Nunca me esqueço quando pediu para que eu mudasse a instalação elétrica do seu Torno de usinagem de lugar, o qual pediu me para tomar cuidado quando fosse conectar os cabos na rede trifásica pois não queria ver o motor elétrico roncar fazendo " HUMMMMMMMMM! Com mau contato sob o risco de queimar...

Homem de caráter puro e fiél aos amigos e clientes, atencioso com todo mundo, tanto foi que um belo dia destes acostumado a por uma placa de vende-se em uma das Harleys na frente da oficina sob a estratégia de propaganda e atrair cientela para a oficina, pois nunca quiz vendê-la, foi abordado por um "possível comprador" que pediu para dar uma volta no quarteirão e testar a moto dizendo estar realmente interessadíssimo em comprá-la...

Seu Gregório gentilmente lhe cedeu o favor e... passou alguns minutos... e nada...que absurdo !!!

Bom, não preciso terminar este triste fato. Com certeza este sujeito não deve ter enriquecido com este furto ao lesar um sujeito como o Seu Gregório e Deus deve ter castigado-o de alguma maneira para o resto da sua vida.

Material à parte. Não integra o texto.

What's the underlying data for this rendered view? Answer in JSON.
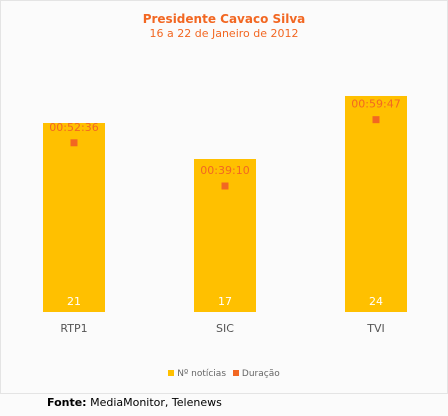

Bom, o saudoso Gregório foi um dos poucos personagens que a gente conhece neste mundo maravilhoso que as motos clássicas nos proporciona, pessoas diferentes que se sobressaiam perante aos até poucos aventureiros que se submetem "mexer" com velharias do passado, por puro prazer pela grandiosa causa de preservar o passado glorioso e não deixar que se apague...

Um héroi quase esquecido do passado...

Quanto ao apelido de "sujeira" alguém saberia dizer o porque o chamavam assim e porque praticamente morava dentro da sua oficina... como Burt Munrow na Nova Zelândia ?

Estas linhas são uma homenagem a muitos Burt e Gregórios que existiram e existem, verdadeiros Einsteins e heróis anônimos do motociclismo.